Вторая мировая война сильно подорвала уверенное заявление о естественном превосходстве человечества, но в 1970 году появился второй манифест. Слово «религиозный» было опущено. В нем признавалось грубое злоупотребление промышленными технологиями, которое привело к созданию концентрационных лагерей, но тем не менее отмечалось, что это было время «зарождения новой эры, готовой к выходу в космос и, возможно, к освоению иных планет». Технологии могут «контролировать окружающую среду… открывать простор для новых возможностей». И опять целью был рост «каждой отдельно взятой личности», за счет чего мы могли придать «смысл и значение человеческой жизни».
Ошибка гуманистического движения была в отказе отпустить основополагающую мечту о человеческом превосходстве. Чтобы держаться за иерархическое видение мира, гуманистам нужно было нечто, присущее с рождения, нечто нерелигиозное, но настолько же исключительное. Однако пытаясь сделать человека особенным с помощью разумного самоанализа, они обнаружили лишь то, как человеческое животное относится к себе и другим. На самом деле есть лишь один этап нашей жизни, который разительно отличается у человека и у других животных. И так, медленно и урывками, гуманистическая мысль создала мир, в котором эта стадия – фаза общественного сознания, дающая нам идею личности, – имеет первостепенное значение. Для тех, кто по-прежнему мечтал о собственной версии рая, личность внутри нас стала новым вариантом души. Но, сделав это, они привели гуманизм к некоторым запутанным проблемам. А как же быть с теми людьми, у которых нет личности?
Большинство тех вещей, которые мы считаем уникальными свойствами нашей психики, отсутствует у младенцев, у тех, кто пребывает в коме, и у всех тех, кто, как мы сейчас думаем, заслуживает соответствующего ухода и обращения. Отсутствуют они и у некоторых людей с тяжелой степенью инвалидности. С одной стороны, если мы примем, что мы – животные, все станет немного проще. Когда мы признаем, что у людей есть жизненный цикл, мы сможем лучше понять наше побуждение заботиться о тяжелобольных или то, что должно лежать в основе наших действий по отношению к эмбрионам. Различные стадии этого цикла предъявляют к нам отдельные требования. Только когда мы выделяем черты, мы теряем из виду истину о том, что, будучи животными, мы динамичны и разнообразны в своих формах.

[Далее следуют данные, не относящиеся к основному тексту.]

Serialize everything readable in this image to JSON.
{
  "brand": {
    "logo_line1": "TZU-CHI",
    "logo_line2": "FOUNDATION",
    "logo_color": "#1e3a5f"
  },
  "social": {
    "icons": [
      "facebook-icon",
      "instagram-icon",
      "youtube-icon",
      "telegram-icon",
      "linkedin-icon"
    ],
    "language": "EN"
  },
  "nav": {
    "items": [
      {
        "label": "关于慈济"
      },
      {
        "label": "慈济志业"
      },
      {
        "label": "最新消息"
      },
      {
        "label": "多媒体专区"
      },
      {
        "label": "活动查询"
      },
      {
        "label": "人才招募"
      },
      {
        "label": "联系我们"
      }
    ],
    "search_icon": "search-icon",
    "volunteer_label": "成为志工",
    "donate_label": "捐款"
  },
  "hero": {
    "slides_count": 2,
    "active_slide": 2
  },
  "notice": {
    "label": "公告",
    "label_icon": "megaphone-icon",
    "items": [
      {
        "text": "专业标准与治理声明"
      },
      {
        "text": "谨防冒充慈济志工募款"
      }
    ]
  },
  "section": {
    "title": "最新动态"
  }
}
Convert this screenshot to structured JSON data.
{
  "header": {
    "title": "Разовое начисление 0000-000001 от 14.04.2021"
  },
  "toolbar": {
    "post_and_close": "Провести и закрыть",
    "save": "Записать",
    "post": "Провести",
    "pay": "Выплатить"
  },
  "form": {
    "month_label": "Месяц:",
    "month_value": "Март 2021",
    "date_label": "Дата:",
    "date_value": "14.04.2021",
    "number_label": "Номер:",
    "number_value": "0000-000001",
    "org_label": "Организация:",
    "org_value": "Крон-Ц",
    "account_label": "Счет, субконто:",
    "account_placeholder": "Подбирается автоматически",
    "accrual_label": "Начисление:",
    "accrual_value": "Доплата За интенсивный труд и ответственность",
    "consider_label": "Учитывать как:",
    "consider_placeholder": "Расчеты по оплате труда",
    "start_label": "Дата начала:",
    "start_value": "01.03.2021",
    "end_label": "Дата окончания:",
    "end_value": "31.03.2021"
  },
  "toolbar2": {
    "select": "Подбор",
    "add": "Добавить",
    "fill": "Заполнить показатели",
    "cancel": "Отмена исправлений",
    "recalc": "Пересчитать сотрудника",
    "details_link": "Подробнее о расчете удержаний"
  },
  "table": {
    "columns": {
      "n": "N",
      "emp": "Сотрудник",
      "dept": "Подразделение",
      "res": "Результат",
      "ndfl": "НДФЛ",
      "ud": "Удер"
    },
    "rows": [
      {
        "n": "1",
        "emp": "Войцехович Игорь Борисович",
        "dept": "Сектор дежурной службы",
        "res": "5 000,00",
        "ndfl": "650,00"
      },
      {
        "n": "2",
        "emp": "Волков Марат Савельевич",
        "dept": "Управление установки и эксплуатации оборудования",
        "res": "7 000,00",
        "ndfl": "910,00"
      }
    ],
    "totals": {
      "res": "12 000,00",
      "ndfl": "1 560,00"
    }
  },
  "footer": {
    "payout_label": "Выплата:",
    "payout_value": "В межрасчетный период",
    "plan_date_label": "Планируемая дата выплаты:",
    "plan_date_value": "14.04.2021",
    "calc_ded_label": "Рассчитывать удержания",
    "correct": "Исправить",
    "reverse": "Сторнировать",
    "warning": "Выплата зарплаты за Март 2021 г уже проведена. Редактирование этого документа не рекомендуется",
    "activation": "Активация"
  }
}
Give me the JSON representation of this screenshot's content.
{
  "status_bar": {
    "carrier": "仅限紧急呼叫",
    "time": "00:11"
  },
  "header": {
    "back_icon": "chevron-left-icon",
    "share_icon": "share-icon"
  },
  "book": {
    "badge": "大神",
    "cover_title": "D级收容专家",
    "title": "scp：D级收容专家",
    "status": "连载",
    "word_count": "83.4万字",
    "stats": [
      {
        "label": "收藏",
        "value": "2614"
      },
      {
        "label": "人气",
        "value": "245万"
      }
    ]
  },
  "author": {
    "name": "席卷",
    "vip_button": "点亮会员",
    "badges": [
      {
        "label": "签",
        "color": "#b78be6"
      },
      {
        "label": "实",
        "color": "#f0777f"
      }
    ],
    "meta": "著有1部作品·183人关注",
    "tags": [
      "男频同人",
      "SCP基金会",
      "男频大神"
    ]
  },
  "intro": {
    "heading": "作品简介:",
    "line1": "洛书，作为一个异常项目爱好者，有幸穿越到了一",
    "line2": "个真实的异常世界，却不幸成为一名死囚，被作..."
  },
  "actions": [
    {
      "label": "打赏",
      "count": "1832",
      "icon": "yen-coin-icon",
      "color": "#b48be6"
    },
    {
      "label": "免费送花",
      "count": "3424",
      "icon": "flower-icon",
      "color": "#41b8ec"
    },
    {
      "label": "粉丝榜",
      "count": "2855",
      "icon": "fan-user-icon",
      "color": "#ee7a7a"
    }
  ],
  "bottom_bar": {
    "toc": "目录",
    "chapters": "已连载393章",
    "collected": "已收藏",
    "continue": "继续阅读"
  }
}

Если мы принимаем тот факт, что люди являются животными, и не прибегаем к заявлениям о превосходстве, мы можем признать тех из нас, на кого повлияли генетическое наследие или мутация, – от сросшихся близнецов до людей с синдромом Ангельмана[31]
.Инвалидность или старение рассматриваются не как угрожающие отклонения от жизненно важного состояния человека, а как нормальные явления, встречающиеся среди живых организмов. Это не означает, что мы ничего не делаем, чтобы облегчить сопутствующие им страдания или улучшить качество жизни; мы лишь не смотрим на этих индивидов как на отклонение от исключительной человеческой сущности. Ни от кого не ожидается, что он будет соответствовать некоему среднему образу того, каким должен быть взрослый человек, и никто не будет оцениваться по максимальному значению человеческих возможностей. Но гуманизм избрал иной путь. Вместо этого светские формы спасения искали отличительные черты в природе и выставляли их как оправдание. Но если в нашей биологии есть нечто такое, что делает нас самыми важными или даже единственно важными живыми существами, то как же мы перестанем брать биологические черты за основу своего отношения друг к другу?
Именно сквозь эту щель и просочились нацисты.